REPUBLIKA.CO.ID, JAKARTA -- Badan Pusat Statistik merilis data indeks demokrasi indonesia tahun 2015, Rabu (3/8). Hasilnya adalah indikator kebebasan berkeyakinan mengalami penurunan kualitas dari tahun sebelumnya. Salah satu variabel yang memberikan pengaruh yakni kasus intoleransi yang meningkat selama 2015.
Salah satu peneliti BPS, Musdah Mulia mengatakan pada 2015 tren kebebasan berkeyakinan memang menurun. Setelah melakukan penelitian, banyak kasus intoleransi yang terjadi di lapangan.
Salah satunya adalah indikator ancaman kekerasan atau penggunaan kekerasan dari satu kelompok masyarakat terhadap kelompok masyarakat lain terkait ajaran agama. Jika sebelumnya pada 2014 negara mendapatkan skor 89,39 maka tahun 2015 hanya mendapatkan skor 80,15.
"Trendnya memang menurun. Tapi memang banyak kasus terjadi bukan antara aparat dengan masyarakat, tetapi antar masyarakat dengan masyarakat," ujar Musdah di gedung BPS, Rabu (3/8).

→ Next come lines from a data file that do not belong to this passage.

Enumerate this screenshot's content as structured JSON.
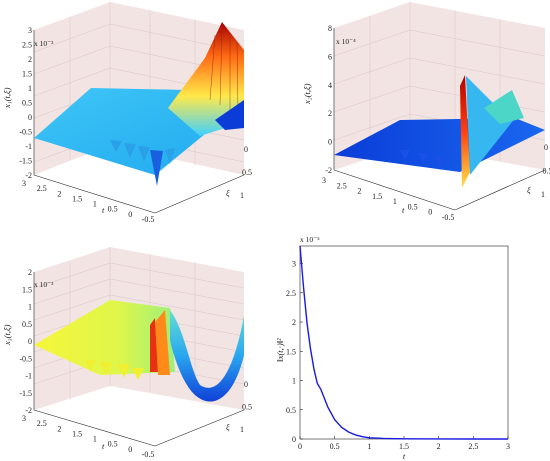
{
  "charts": [
    {
      "id": "p1",
      "type": "surface3d",
      "zlabel": "x₁(t,ξ)",
      "exponent": "x 10⁻³",
      "xlabel": "t",
      "ylabel": "ξ",
      "zticks": [
        "3",
        "2.5",
        "2",
        "1.5",
        "1",
        "0.5",
        "0",
        "-0.5",
        "-1",
        "-1.5",
        "-2"
      ],
      "tticks": [
        "3",
        "2.5",
        "2",
        "1.5",
        "1",
        "0.5",
        "0",
        "-0.5"
      ],
      "xiticks": [
        "0",
        "0.5",
        "1"
      ],
      "colormap": "jet"
    },
    {
      "id": "p2",
      "type": "surface3d",
      "zlabel": "x₂(t,ξ)",
      "exponent": "x 10⁻⁴",
      "xlabel": "t",
      "ylabel": "ξ",
      "zticks": [
        "8",
        "6",
        "4",
        "2",
        "0",
        "-2"
      ],
      "tticks": [
        "3",
        "2.5",
        "2",
        "1.5",
        "1",
        "0.5",
        "0",
        "-0.5"
      ],
      "xiticks": [
        "0",
        "0.5",
        "1"
      ],
      "colormap": "jet"
    },
    {
      "id": "p3",
      "type": "surface3d",
      "zlabel": "x₃(t,ξ)",
      "exponent": "x 10⁻³",
      "xlabel": "t",
      "ylabel": "ξ",
      "zticks": [
        "2",
        "1.5",
        "1",
        "0.5",
        "0",
        "-0.5",
        "-1",
        "-1.5",
        "-2"
      ],
      "tticks": [
        "3",
        "2.5",
        "2",
        "1.5",
        "1",
        "0.5",
        "0",
        "-0.5"
      ],
      "xiticks": [
        "0",
        "0.5",
        "1"
      ],
      "colormap": "jet"
    }
  ],
  "chart_data": {
    "type": "line",
    "title": "",
    "xlabel": "t",
    "ylabel": "‖x(t,·)‖²",
    "exponent": "x 10⁻⁵",
    "xlim": [
      0,
      3
    ],
    "ylim": [
      0,
      3.3
    ],
    "xticks": [
      "0",
      "0.5",
      "1",
      "1.5",
      "2",
      "2.5",
      "3"
    ],
    "yticks": [
      "0",
      "0.5",
      "1",
      "1.5",
      "2",
      "2.5",
      "3"
    ],
    "grid": false,
    "series": [
      {
        "color": "#1a1ae0",
        "x": [
          0,
          0.05,
          0.1,
          0.15,
          0.2,
          0.25,
          0.3,
          0.35,
          0.4,
          0.5,
          0.6,
          0.7,
          0.8,
          0.9,
          1.0,
          1.2,
          1.5,
          2.0,
          2.5,
          3.0
        ],
        "y": [
          3.3,
          2.6,
          2.0,
          1.55,
          1.2,
          0.95,
          0.85,
          0.7,
          0.55,
          0.33,
          0.2,
          0.12,
          0.07,
          0.04,
          0.02,
          0.01,
          0.003,
          0.001,
          0.0,
          0.0
        ]
      }
    ]
  }
}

Selain itu, pada indikator aturan tertulis yang membatasi kebebasan atau mengharuskan masyarakat dalam menjalankan agamanya juga menurun. Ini artinya, di beberapa daerah masih ada pemerintah daerah yang memaksakan kepercayaan mayoritas untuk dijadikan aturan bersama.
Hal ini didukung dengan adanya tindakan atau pernyataan pejabat pemerintah yang membatasi kebebasan atau mengharuskan masyarakat untuk menjalankan ajaran agamanya. Pada indikator ini, di tahun 2015 memang menurun dengan skor 80,79 yang artinya ada banyak pemaksaan yang dilakukan pemerintah.
"Ini perlu jadi perhatian pemerintah. Meski sedikit penurunannya, namun hal tersebut bisa menjadi perhatian pemerintah dalam membuat kebijakan," ujar Musdah.